The choice of this text as our source material has different reasons. First of all, we were interested in how language can produce categories and shape identities: how does wording create precise borders between the "us" and the "them"? Our second step would be reflecting on text processing strategies through which a speech or a narration can be recontextualised and reclaimed. By replacing or taking out words of a discourse, and thus making some parts of it interchangeable, we tried to highlight how its phrasing is never neutral, but always a choice led by a particular purpose.

We decided to work on this text as the Press Conference took place at the moment we were developing our research, and as we were really interested on the distinctive rhetoric strategies that Beugel, Mitsotakis and Rutte choose for voicing their goals. It is clear that the reporter uses an emotional and provocative tone to address Mitsotakis' politics, which challenges his composure to a point where he can not keep it anymore, while when talking to Rutte, her speech is more calm and detached. In response to her question, both Prime Ministers refuse responsibility of their actions: they use a rather managerial and pre-designed language to neutralize the reporter's provocation while at the same time praising the generosity and the efforts of their countries. In particular, Mitsotakis denies any of Beugel's accusations and declares them as unsupported assumptions which is a mere demonstration of power. Alongside, Rutte uses a colder and more restrained language to rationalize the EU and the Greek Government's choices: While shifting the responsibilities for refugee protection, he actually justifies the crimes that are committed within the EU borders as an inevitable "tough, but fair, policy".

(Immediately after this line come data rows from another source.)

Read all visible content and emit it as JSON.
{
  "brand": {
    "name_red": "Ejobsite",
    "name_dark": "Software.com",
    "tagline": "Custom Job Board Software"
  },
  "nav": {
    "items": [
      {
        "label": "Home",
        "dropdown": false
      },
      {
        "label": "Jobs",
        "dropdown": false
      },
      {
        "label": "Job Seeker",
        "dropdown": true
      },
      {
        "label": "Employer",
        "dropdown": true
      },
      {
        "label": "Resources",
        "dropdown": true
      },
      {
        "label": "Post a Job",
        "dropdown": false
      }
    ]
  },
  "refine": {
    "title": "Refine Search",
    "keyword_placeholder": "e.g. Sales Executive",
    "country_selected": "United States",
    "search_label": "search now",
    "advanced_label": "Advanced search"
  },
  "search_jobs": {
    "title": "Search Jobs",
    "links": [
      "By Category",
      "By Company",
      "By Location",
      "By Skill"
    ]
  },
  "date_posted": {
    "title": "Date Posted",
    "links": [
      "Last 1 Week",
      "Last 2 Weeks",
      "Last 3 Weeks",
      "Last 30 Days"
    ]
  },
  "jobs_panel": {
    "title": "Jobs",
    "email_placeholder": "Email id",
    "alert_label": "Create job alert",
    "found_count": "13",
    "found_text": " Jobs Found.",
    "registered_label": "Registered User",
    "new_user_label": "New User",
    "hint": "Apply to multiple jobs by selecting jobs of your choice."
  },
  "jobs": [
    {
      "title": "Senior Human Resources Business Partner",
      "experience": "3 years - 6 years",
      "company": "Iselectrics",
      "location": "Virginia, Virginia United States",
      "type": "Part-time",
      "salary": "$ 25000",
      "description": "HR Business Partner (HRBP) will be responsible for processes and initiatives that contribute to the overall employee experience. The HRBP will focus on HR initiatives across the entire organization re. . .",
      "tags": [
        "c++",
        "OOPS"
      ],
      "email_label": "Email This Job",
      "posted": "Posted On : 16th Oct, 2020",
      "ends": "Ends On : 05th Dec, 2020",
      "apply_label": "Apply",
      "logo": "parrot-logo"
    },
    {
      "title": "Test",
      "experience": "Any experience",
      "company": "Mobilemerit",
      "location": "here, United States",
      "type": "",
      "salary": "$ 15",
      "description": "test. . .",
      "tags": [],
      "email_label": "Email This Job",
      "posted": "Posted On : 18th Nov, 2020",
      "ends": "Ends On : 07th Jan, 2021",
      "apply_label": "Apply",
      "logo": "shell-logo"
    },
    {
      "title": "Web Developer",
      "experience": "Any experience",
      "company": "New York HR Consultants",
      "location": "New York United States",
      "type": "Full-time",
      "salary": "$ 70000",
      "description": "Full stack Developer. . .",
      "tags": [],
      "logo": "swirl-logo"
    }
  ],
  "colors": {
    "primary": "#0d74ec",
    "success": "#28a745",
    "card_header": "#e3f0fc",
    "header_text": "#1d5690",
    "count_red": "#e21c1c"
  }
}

Concerning our project, it is an act of persistent resistance. We created a few functions to facilitate an iterative process of refusal towards the two Prime Ministers' answers and any of their possible versions. We invite you to play as much as you want with these functions and create your own answers as counter-reaction to Mark Rutte's final sentence: "So this is my answer and I wish that your question has been answered". Every new answer, every new iteration, can be submitted to our Archive of Repetitive Answers. Although they will never be good enough, nor shall they be accepted as exhaustive, we consider the modified answers as a trigger for a never-ending dialogue.